14 November 2010

Facebook

Facebook users should be fairly well-acquainted with how they use the website, but I feel a brief statement on the site, its functions, and its use is necessary to flesh out this essay.

To draw once more upon my favorite source, Wikipedia:

“Facebook is a social network service and website. As of July 2010 Facebook has more than 500 million active users, which is about one person for every fourteen in the world. Users may create a personal profile, add other users as friends and exchange messages. Additionally, users may join common interest user groups, organized by workplace, school, or college, or other characteristics. A January 2009 Compete.com study ranked Facebook as the most used social network by worldwide monthly active users. Entertainment Weekly put it on its end-of-the-decade "best-of" list, saying, "How on earth did we stalk our exes, remember our co-workers' birthdays, bug our friends, and play a rousing game of Scrabulous before Facebook?" Quantcast estimates Facebook has 135.1 million monthly unique U.S. visitors.”

I shape my personal history with Facebook. I post status updates with how I’m feeling, what I’m doing, what’s going on in my life. I state, using Facebook, that I am attending a certain event. I go to that event, take pictures of myself and my friends there, then later post those pictures on Facebook. (I admit, I even go so far as to alter these pictures. Sometimes this is limited to cropping incriminating items – bongs, beer cans – out of the pictures, in order to protect reputations; other times, in terms of this essay, I figure my progeny won’t need to know every detail about my acne, so I photoshop it out.)

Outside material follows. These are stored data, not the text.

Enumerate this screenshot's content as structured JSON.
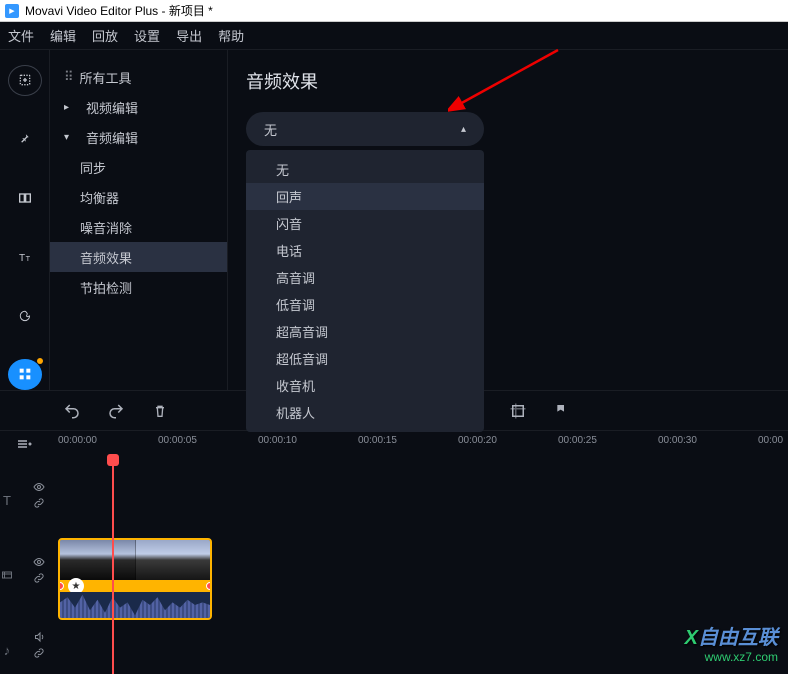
{
  "window": {
    "title": "Movavi Video Editor Plus - 新项目 *"
  },
  "menu": {
    "file": "文件",
    "edit": "编辑",
    "playback": "回放",
    "settings": "设置",
    "export": "导出",
    "help": "帮助"
  },
  "sidebar": {
    "all_tools": "所有工具",
    "video_edit": "视频编辑",
    "audio_edit": "音频编辑",
    "sync": "同步",
    "equalizer": "均衡器",
    "noise_removal": "噪音消除",
    "audio_effects": "音频效果",
    "beat_detection": "节拍检测"
  },
  "panel": {
    "title": "音频效果",
    "selected": "无",
    "options": [
      "无",
      "回声",
      "闪音",
      "电话",
      "高音调",
      "低音调",
      "超高音调",
      "超低音调",
      "收音机",
      "机器人"
    ]
  },
  "timeline": {
    "times": [
      "00:00:00",
      "00:00:05",
      "00:00:10",
      "00:00:15",
      "00:00:20",
      "00:00:25",
      "00:00:30",
      "00:00"
    ]
  },
  "watermark": {
    "brand": "自由互联",
    "url": "www.xz7.com"
  }
}
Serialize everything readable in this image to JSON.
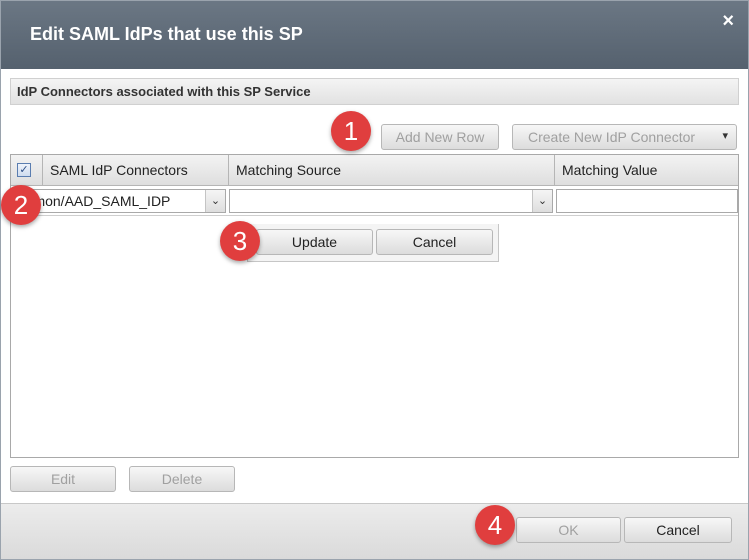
{
  "dialog": {
    "title": "Edit SAML IdPs that use this SP",
    "close_glyph": "×"
  },
  "section": {
    "header": "IdP Connectors associated with this SP Service"
  },
  "toolbar": {
    "add_new_row_label": "Add New Row",
    "create_connector_label": "Create New IdP Connector",
    "create_connector_arrow": "▾"
  },
  "grid": {
    "select_all_checked": true,
    "checkbox_glyph": "✓",
    "columns": [
      "SAML IdP Connectors",
      "Matching Source",
      "Matching Value"
    ],
    "edit_row": {
      "connector_value": "/Common/AAD_SAML_IDP",
      "matching_source_value": "",
      "matching_value": "",
      "dropdown_glyph": "⌄"
    }
  },
  "row_editor": {
    "update_label": "Update",
    "cancel_label": "Cancel"
  },
  "grid_actions": {
    "edit_label": "Edit",
    "delete_label": "Delete"
  },
  "footer": {
    "ok_label": "OK",
    "cancel_label": "Cancel"
  },
  "callouts": [
    "1",
    "2",
    "3",
    "4"
  ],
  "colors": {
    "titlebar": "#5f6b78",
    "callout": "#e03e3e",
    "disabled_text": "#a0a0a0"
  }
}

My friends do the same. Their posts show up, refreshed in a real-time “news feed” on my Facebook homepage. Wall posts, event RSVPs, what people like, notes people write, games people play, their high scores – I see all this as a constant affirmation that we, people, humans, Facebook users, exist.

“We are writing… we are writing… we are writing…”

How one uses Facebook to communicate is, however, extremely limited to Facebook’s own rules, functions, and capacities. One can click a button to show that one “likes” something, but this is the only option – there’s no “dislike” button, no “disagrees with” button (oh how many times I have wished I could state, with a mere click of my mouse, “Hannah Kane doesn’t give a shit about this”). If I want to write a status and make sure my friends see it, I can tag them: “Hannah Kane went to class with @Ash Bruxvoort today.” But only six tags are allowed in a post. Why six? Six seems like such an arbitrary number.

When I post photos, I can tag people in them; my Facebook friends (though admittedly not all 1,011 of them) can click through and see all 1,182 photos that have ever been tagged of me. If someone tags me in a photo and I don’t want that tag to exist, I can remove it – once again, with one simple click – and I can’t be re-tagged without my consent.

In ways like these, I and 500 million other people cultivate public histories viewable to at least a segment of the rest of the internet-using population.